Sunday, June 24, 2018

Ideas

As an scientist, your job is to find new ways of thinking. You are often wrong, and even when you are right your ideas can easily be misunderstood, as new things often are (even by you). In the best of worlds, your ideas will be respectfully and supportively critiqued by friendly colleagues and collaborators. However, just as often your ideas will be attacked, ridiculed, dismissed, and actively discouraged. Some people just feel it is their job to shit all over other people's work, and because your ideas seem like your brain children, such treatment might feel intensely personal. As a result, many academics carefully guard new ideas, keeping them safe, nurturing them in private, building up rebuttals to common attacks, and testing their ideas with preliminary studies. However, there are many situations where you have to make your ideas semi-public before they are mature: seeking ethical approval, funding proposals, PI meetings, research talks, working with or trying to find collaborators, or writing up papers exploring preliminary steps.

Without a framework to understand ideas and the various criticisms to which they will be exposed, you can become overwhelmed and shut down. Sometimes the critics will be right; your ideas are flawed, and a project will fail. After enough failures, you might begin to doubt you have any good ideas at all, which can lead you to question your own worth as a researcher or engineer. Failure is part of the process of course, and all successful researchers fail more often than they succeed mainly by trying many ideas while quickly weeding out the bad ones. In any case, you can avoid obvious pitfalls by thinking about ideas differently.

People don't have ideas. Ideas have people.
I believe that the foundation of "idea management" is to understand that, in fact, none of these ideas of which we speak are in fact your ideas. Sure, an idea may have occurred to you and feel like your personal invention. But just like a child, it is its own entity. Your job is mainly to challenge it and possibly to protect and nurture it. An idea is a kind of meme, and therefore subject to the dynamics of evolution. Ideas infect brains, are mutated through transmission, and are slightly modified for new applications. They form symbiotic or parasitic relationships with other ideas, institutions, communities, and people like you. Because so many researchers are working in similar fields, going to the same conferences, socializing, and reading the same papers, it is very easy for an idea to occur to two or more people almost simultaneously. Many times have I thought of something, made a mental note of it or even started working on it, only to see it published a year or two later. The idea will have been picked up by someone I don't even know who happens to have been readier to receive or better prepared to instantiate the idea than I.

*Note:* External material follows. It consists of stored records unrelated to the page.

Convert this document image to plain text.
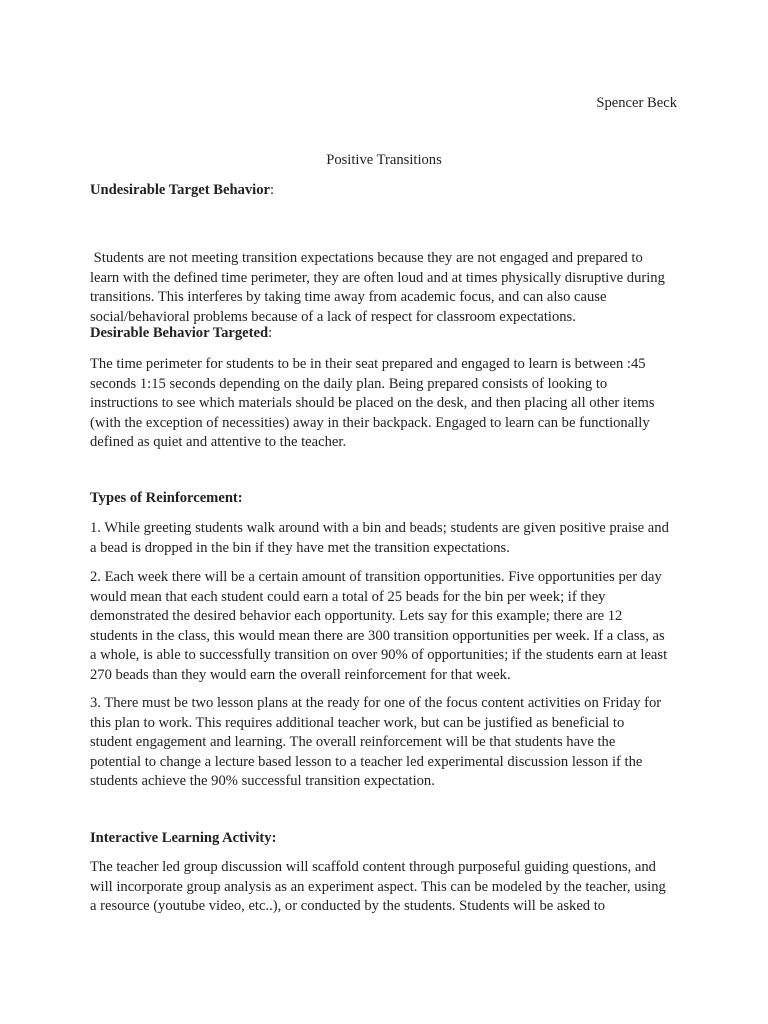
Spencer Beck
Positive Transitions

Undesirable Target Behavior:

Students are not meeting transition expectations because they are not engaged and prepared to learn with the defined time perimeter, they are often loud and at times physically disruptive during transitions. This interferes by taking time away from academic focus, and can also cause social/behavioral problems because of a lack of respect for classroom expectations.

Desirable Behavior Targeted:

The time perimeter for students to be in their seat prepared and engaged to learn is between :45 seconds 1:15 seconds depending on the daily plan. Being prepared consists of looking to instructions to see which materials should be placed on the desk, and then placing all other items (with the exception of necessities) away in their backpack. Engaged to learn can be functionally defined as quiet and attentive to the teacher.

Types of Reinforcement:

1. While greeting students walk around with a bin and beads; students are given positive praise and a bead is dropped in the bin if they have met the transition expectations.

2. Each week there will be a certain amount of transition opportunities. Five opportunities per day would mean that each student could earn a total of 25 beads for the bin per week; if they demonstrated the desired behavior each opportunity. Lets say for this example; there are 12 students in the class, this would mean there are 300 transition opportunities per week. If a class, as a whole, is able to successfully transition on over 90% of opportunities; if the students earn at least 270 beads than they would earn the overall reinforcement for that week.

3. There must be two lesson plans at the ready for one of the focus content activities on Friday for this plan to work. This requires additional teacher work, but can be justified as beneficial to student engagement and learning. The overall reinforcement will be that students have the potential to change a lecture based lesson to a teacher led experimental discussion lesson if the students achieve the 90% successful transition expectation.

Interactive Learning Activity:

The teacher led group discussion will scaffold content through purposeful guiding questions, and will incorporate group analysis as an experiment aspect. This can be modeled by the teacher, using a resource (youtube video, etc..), or conducted by the students. Students will be asked to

Part of your job as a researcher is to attempt to create new ideas from old ones. You can do this by brainstorming, writing, having conversations, or taking long walks. It is very difficult to come up with a truly new idea. You might think you have one, but it turns out that you heard it from someone else and merely restated it in your own words. More often you will work to find, identify and evaluate the new ideas you read about in "future work" sections of papers or hear about in the late night conversations at conferences. Really, when we say "your ideas", we mean those ideas with which you have decided to associate yourself. Some of them may truly be your brain children, but most are probably infesting your brain because you happen to have the expertise to understand them. Some of these ideas may be good, some bad, some premature, and some hopelessly flawed. Somewhat alarmingly, the virility of an idea may be independent of its quality, utility, and even soundness. This is because it is likely human nature, or at least academic nature, to become emotionally invested in ones ideas. Something has to motivate you to follow through on an idea. Seen this way, ideas are really just using you. We researchers are like cells, mindlessly copying DNA, sometimes changing it, and sometimes benefitting from doing so.

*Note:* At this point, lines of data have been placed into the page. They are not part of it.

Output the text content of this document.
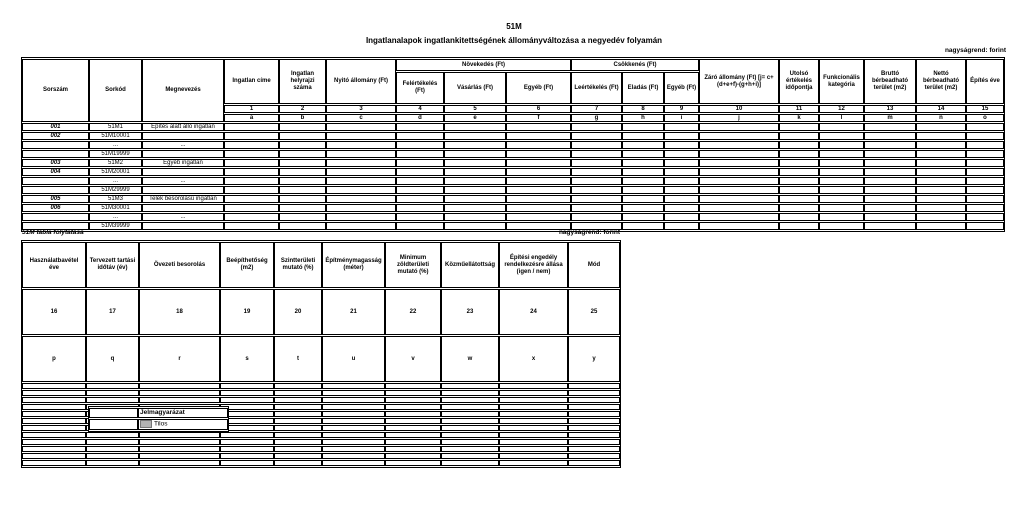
51M
Ingatlanalapok ingatlankitettségének állományváltozása a negyedév folyamán
nagyságrend: forint
Sorszám	Sorkód	Megnevezés	Ingatlan címe	Ingatlan helyrajzi száma	Nyitó állomány (Ft)	Növekedés (Ft)			Csökkenés (Ft)			Záró állomány (Ft) [j= c+(d+e+f)-(g+h+i)]	Utolsó értékelés időpontja	Funkcionális kategória	Bruttó bérbeadható terület (m2)	Nettó bérbeadható terület (m2)	Építés éve
						Felértékelés (Ft)	Vásárlás (Ft)	Egyéb (Ft)	Leértékelés (Ft)	Eladás (Ft)	Egyéb (Ft)						
			1	2	3	4	5	6	7	8	9	10	11	12	13	14	15
			a	b	c	d	e	f	g	h	i	j	k	l	m	n	o
001	51M1	Építés alatt álló ingatlan															
002	51M10001																
	...	...															
	51M19999																
003	51M2	Egyéb ingatlan															
004	51M20001																
	...	...															
	51M29999																
005	51M3	Telek besorolású ingatlan															
006	51M30001																
	...	...															
	51M39999																
51M tábla folytatása	nagyságrend: forint
Használatbavétel éve	Tervezett tartási időtáv (év)	Övezeti besorolás	Beépíthetőség (m2)	Szintterületi mutató (%)	Építménymagasság (méter)	Minimum zöldterületi mutató (%)	Közműellátottság	Építési engedély rendelkezésre állása (igen / nem)	Mód
16	17	18	19	20	21	22	23	24	25
p	q	r	s	t	u	v	w	x	y

	Jelmagyarázat
	Tilos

Within the evolutionary framework of idea management, you will do well to dissociate yourself from the ideas that infest your brain. You want to see them for what they are and to be able to easily dislodge them if you need to. Within this framework you might also begin to see that your efforts to market ideas to others (in proposals, abstracts, and talks) are just more ideas that become symbiotically associated with the original idea. Thus, your job becomes less personal. A criticism of an idea is not a criticism of you. It is just a criticism of the idea. The focus of your job as a researcher is instead to learn all you can about every idea in your field, the old ones, the new ones, the bad ones, and the good ones. Learn the underlying theories and conceptual frameworks. Read voraciously. Teach and be taught. In this way, your brain becomes ready for ideas. It develops a healthy "immune system" to avoid being infested by flawed ideas. It is ready to understand subtle and immature new ideas. And it is able to nurture ideas by testing them, challenging them, modifying them, and marketing them. Take seriously valid criticisms of your abilities to perform these tasks. But if someone criticizes an idea that you happen to have latched on to, evaluate the criticism. Maybe it isn't something you've thought of. Use it to improve the idea, to improve your explanation of it, or to dismiss it as flawed.

In a future blog entry I plan to attempt to categorize the kinds of criticisms that people will launch at "your" ideas. Understanding these categories, you can dismiss illogical criticisms and take seriously the valid ones. You can even try these criticisms on your ideas yourself in relative safety as you work to refine, justify, and support your positions. Hopefully, you'll develop a healthy relationship with the various ideas that infest your brain.